AL: You are touring America this September. After that in Europe. What should people expect?
Colin: The live show features stuff from "Read & Burn 01" & "Read & Burn 02" as well as some as yet unscheduled pieces. We did the "museum piece" show in 2000, now it's time for new stuff. We have played this set a few times in the UK and have received the strongest positive feedback we have ever received for Wire live.
AL: Many British bands refuse to tour the USA because even if they have a
high profile in the UK they are like an indie band here. Any comments?
Colin: It's quite hard to make money on the road in USA so you'd better have an audience or someone to subsidize you. You can easily get sunk by the costs. WIRE have an audience (no one subsidizes us) but we have to be pretty careful otherwise we'd end up losing money and that comes out of our pockets directly! I can see therefore why someone might not want to do it.

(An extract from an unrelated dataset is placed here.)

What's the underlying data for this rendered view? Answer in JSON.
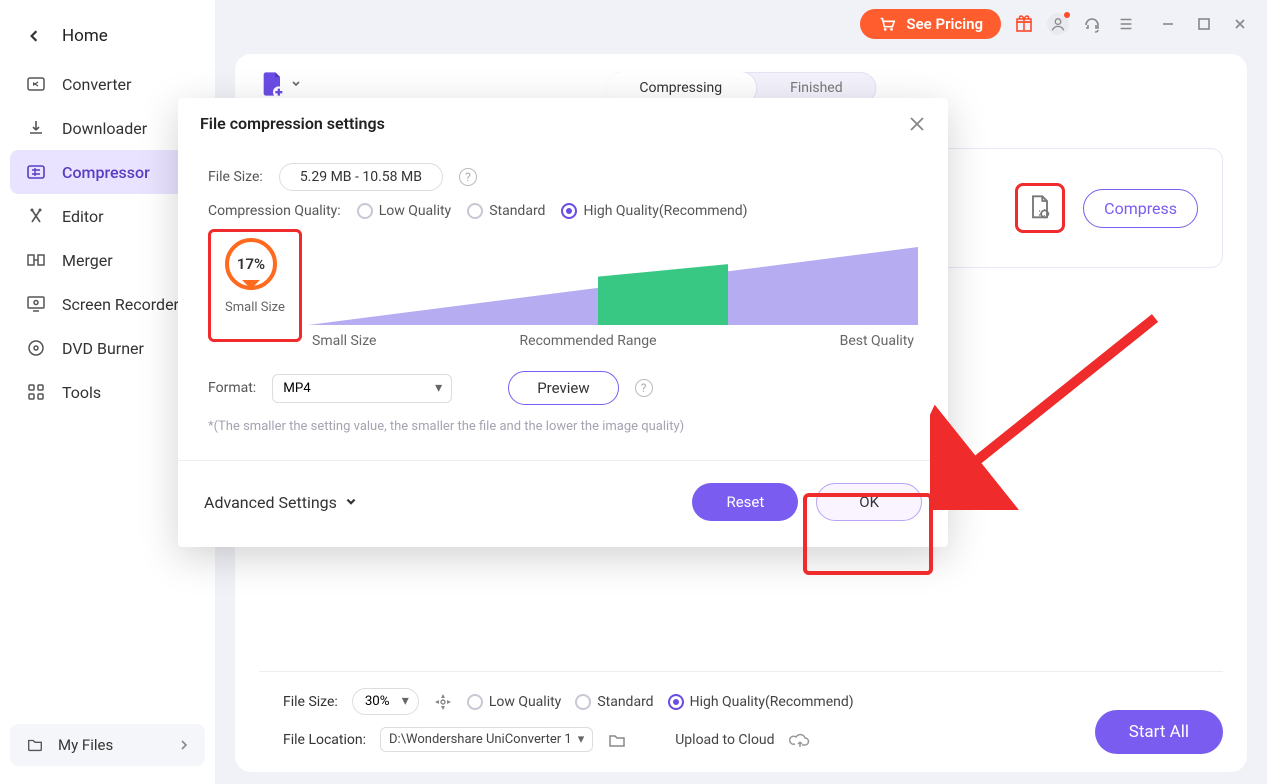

AL: What advice do you have for younger people who want to play music?
Colin: How young are we talking here? Not young but younger, if young is teen then younger is pre-teen? I have a 13-year old son who makes his own tracks under the name of Bumpy. We have released a few of these on swim. He also recently started picking up bass guitar. We never really encouraged him but if he's interested we can help. I'm going to buy him a bass soon. Wanting isn't enough, it's about doing it. If you are interested you'll find a way to do it.
AL: What qualities do you like about music?
Colin: I can't believe anyone would ask such a question! I've spent most of my adult life being involved with what might loosely be described as "music." It's qualities are many and various and life is way to short to list them all here.